Naproxen inhibits SARS-CoV-2 infection in Vero E6 cells and in HAE. (A,B) Dose–response curves of naproxen at 48 and 72 hpi in infected Vero E6 cells. Cells were infected at MOI 0.01 with SARS-CoV-2 and then treated 1 h postinfection with a large range of concentration of naproxen; (C) Relative intracellular viral genome quantification and (D) trans-epithelial resistance (TEER in Ohms/cm²) between the apical and basal poles in nasal and bronchial HAE at 48 hpi. Results are expressed in relative viral production compared to the infected untreated control and relative TEER compared to t = 0 (before infection). *** p < 0.001 and * p < 0.05 compared to the infected untreated (viral titers) or uninfected (TEER) groups by Student’s t-test.
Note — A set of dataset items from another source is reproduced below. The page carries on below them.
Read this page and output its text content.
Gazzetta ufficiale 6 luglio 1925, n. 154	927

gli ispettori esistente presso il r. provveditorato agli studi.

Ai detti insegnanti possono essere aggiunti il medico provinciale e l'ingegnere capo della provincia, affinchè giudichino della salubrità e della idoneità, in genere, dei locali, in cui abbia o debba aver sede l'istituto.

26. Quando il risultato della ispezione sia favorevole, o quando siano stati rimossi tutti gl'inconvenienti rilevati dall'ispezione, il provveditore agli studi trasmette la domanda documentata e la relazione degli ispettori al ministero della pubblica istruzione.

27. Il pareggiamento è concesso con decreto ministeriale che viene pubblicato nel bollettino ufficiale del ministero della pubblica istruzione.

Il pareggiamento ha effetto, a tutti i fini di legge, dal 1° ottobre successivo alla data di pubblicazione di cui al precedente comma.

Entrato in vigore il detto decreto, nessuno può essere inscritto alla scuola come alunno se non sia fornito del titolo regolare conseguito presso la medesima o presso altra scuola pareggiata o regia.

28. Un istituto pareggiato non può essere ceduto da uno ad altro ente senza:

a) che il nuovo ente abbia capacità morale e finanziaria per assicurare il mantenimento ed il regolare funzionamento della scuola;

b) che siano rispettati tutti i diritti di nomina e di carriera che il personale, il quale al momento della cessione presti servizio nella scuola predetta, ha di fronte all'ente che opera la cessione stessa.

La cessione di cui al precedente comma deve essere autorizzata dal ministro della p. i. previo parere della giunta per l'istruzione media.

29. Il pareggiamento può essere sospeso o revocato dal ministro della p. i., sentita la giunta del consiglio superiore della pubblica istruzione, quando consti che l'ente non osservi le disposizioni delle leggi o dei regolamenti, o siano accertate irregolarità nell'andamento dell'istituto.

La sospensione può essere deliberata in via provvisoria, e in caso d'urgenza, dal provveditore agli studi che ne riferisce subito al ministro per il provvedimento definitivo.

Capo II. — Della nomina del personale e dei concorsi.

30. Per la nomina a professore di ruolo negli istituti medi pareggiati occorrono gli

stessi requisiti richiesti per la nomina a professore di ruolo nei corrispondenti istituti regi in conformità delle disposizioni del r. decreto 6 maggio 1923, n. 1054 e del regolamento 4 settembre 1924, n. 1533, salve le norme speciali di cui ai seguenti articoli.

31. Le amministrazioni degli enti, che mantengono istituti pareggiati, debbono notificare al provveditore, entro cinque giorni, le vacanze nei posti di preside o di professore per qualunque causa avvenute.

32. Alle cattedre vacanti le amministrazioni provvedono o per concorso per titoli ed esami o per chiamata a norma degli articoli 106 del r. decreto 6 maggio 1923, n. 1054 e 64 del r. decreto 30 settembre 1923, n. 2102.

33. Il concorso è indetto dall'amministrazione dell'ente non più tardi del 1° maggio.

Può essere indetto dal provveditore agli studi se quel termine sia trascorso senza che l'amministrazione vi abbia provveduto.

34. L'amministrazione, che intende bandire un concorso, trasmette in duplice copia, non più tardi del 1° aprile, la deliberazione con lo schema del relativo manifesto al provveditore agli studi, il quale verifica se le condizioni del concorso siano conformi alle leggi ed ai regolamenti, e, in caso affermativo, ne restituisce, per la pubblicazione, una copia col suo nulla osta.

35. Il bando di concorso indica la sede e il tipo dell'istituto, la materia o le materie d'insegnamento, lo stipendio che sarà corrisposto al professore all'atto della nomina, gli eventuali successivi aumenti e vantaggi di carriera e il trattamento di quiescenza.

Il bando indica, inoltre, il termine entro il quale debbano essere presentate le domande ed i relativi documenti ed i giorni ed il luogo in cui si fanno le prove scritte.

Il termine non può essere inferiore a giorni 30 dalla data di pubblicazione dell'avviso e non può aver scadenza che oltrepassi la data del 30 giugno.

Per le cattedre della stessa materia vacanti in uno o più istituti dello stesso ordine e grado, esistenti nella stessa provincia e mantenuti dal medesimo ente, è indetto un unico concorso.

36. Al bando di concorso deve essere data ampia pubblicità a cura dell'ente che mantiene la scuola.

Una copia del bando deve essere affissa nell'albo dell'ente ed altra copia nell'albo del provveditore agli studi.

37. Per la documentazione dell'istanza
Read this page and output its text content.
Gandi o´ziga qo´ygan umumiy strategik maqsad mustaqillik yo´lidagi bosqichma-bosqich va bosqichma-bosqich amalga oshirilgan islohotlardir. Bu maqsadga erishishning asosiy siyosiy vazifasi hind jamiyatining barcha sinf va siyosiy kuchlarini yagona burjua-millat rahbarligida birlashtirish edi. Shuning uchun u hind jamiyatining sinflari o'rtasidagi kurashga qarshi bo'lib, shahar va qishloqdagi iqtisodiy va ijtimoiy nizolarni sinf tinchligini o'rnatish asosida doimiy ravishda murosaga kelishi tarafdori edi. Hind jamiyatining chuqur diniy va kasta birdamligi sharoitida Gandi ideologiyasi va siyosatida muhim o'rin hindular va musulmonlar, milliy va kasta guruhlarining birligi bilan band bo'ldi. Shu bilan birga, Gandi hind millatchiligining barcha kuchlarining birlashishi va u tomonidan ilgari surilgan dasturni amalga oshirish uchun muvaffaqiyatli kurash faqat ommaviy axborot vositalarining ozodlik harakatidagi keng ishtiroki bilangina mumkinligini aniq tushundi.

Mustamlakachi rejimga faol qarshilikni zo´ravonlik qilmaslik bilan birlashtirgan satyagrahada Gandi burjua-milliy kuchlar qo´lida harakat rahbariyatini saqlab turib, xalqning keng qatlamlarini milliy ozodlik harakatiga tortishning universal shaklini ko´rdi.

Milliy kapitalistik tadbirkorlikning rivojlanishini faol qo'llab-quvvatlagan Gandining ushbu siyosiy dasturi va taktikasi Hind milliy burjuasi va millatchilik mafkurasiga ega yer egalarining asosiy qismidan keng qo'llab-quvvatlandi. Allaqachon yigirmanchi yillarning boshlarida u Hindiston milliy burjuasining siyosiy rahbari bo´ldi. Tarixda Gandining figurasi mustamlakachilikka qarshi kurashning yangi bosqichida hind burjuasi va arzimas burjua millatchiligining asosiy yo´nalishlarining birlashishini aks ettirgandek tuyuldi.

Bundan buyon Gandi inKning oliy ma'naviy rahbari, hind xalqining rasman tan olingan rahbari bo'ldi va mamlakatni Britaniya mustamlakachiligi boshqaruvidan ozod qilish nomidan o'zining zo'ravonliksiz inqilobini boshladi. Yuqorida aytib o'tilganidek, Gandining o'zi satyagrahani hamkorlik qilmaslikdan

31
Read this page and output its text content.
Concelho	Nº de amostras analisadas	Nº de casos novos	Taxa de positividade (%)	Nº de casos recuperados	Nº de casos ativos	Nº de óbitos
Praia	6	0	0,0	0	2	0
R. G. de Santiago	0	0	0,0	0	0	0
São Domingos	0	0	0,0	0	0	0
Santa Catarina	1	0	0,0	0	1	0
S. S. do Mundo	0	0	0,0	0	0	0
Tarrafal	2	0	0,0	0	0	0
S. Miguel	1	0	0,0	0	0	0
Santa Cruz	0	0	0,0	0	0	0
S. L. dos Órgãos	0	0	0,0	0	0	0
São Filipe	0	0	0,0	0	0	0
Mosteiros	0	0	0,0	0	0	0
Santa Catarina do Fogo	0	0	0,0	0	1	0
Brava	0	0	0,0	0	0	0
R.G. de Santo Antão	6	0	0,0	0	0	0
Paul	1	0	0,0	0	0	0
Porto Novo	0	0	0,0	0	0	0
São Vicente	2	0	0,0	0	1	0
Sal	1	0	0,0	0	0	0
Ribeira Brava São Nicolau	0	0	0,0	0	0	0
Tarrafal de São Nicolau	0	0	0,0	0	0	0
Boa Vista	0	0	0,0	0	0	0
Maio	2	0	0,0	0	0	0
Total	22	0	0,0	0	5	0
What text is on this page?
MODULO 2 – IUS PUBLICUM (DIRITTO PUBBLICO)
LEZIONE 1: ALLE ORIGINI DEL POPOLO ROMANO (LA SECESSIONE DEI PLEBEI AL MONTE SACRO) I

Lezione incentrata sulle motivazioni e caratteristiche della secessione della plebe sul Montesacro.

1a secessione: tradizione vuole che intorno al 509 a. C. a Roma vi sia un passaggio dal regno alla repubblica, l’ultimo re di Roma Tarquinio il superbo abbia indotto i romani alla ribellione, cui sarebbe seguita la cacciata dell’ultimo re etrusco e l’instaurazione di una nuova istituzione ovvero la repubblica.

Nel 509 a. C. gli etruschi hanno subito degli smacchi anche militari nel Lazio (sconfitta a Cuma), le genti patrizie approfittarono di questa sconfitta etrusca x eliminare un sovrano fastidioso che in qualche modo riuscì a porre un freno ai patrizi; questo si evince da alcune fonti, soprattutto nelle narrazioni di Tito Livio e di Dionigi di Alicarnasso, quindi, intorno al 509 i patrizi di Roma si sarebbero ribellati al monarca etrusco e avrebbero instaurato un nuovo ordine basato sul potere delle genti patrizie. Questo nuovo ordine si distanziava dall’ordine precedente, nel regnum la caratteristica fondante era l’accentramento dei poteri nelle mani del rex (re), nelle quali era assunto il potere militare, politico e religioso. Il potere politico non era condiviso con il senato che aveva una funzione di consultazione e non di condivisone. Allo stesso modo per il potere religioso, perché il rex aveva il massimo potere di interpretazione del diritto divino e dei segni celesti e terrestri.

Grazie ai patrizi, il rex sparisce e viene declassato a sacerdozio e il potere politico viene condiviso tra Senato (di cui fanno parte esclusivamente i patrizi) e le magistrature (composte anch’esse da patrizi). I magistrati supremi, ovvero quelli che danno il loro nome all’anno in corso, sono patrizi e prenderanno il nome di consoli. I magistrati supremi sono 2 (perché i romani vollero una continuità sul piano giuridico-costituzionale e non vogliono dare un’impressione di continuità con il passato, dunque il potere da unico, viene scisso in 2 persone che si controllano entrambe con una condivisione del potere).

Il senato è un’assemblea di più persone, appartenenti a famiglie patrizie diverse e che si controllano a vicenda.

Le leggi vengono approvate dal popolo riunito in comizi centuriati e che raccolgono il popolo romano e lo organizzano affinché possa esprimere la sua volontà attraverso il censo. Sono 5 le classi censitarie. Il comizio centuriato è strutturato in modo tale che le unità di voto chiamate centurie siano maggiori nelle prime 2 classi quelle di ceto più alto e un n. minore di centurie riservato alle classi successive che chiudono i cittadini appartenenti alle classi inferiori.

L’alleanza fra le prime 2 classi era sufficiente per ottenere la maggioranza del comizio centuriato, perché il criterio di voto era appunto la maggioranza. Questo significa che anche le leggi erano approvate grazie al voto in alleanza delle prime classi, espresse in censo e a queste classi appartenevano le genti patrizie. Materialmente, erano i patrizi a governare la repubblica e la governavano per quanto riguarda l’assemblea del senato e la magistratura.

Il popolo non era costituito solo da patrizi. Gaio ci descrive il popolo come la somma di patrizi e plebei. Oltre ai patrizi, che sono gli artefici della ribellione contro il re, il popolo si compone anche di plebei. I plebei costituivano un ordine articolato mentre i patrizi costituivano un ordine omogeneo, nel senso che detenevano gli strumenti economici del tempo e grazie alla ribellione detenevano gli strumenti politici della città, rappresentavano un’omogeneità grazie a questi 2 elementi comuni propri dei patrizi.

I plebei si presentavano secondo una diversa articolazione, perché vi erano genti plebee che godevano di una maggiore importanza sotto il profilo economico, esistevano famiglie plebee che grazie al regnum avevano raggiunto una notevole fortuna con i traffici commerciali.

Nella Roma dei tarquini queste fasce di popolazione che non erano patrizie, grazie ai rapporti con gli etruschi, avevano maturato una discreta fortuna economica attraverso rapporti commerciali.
Data are representative of three independent experiment.

Figure 7

Antiviral effect of naproxen C0, as compared to the naproxen A derivative, acetaminophen and the COX2 inhibitor celecoxib in infected Vero E6 cells. Dose–response curves of naproxen C0 (A,B) or naproxen A (C,D) at 48 and 72 hpi in infected Vero E6 cells. Using the same experimental protocol as in Figure 4, Vero E6 cells were infected at MOI 0.01 with SARS-CoV-2 and then treated 1h postinfection with a large range of concentration of naproxen C0 or A or paracetamol or celecoxib. Panels (E,F) and (G,H) show the lack effect of acetaminophen (paracetamol) and the mainly proviral effect of celecoxib (COX2 inhibitor) on viral replication, demonstrating the specificity of naproxen among the COX inhibitors tested (Table 2).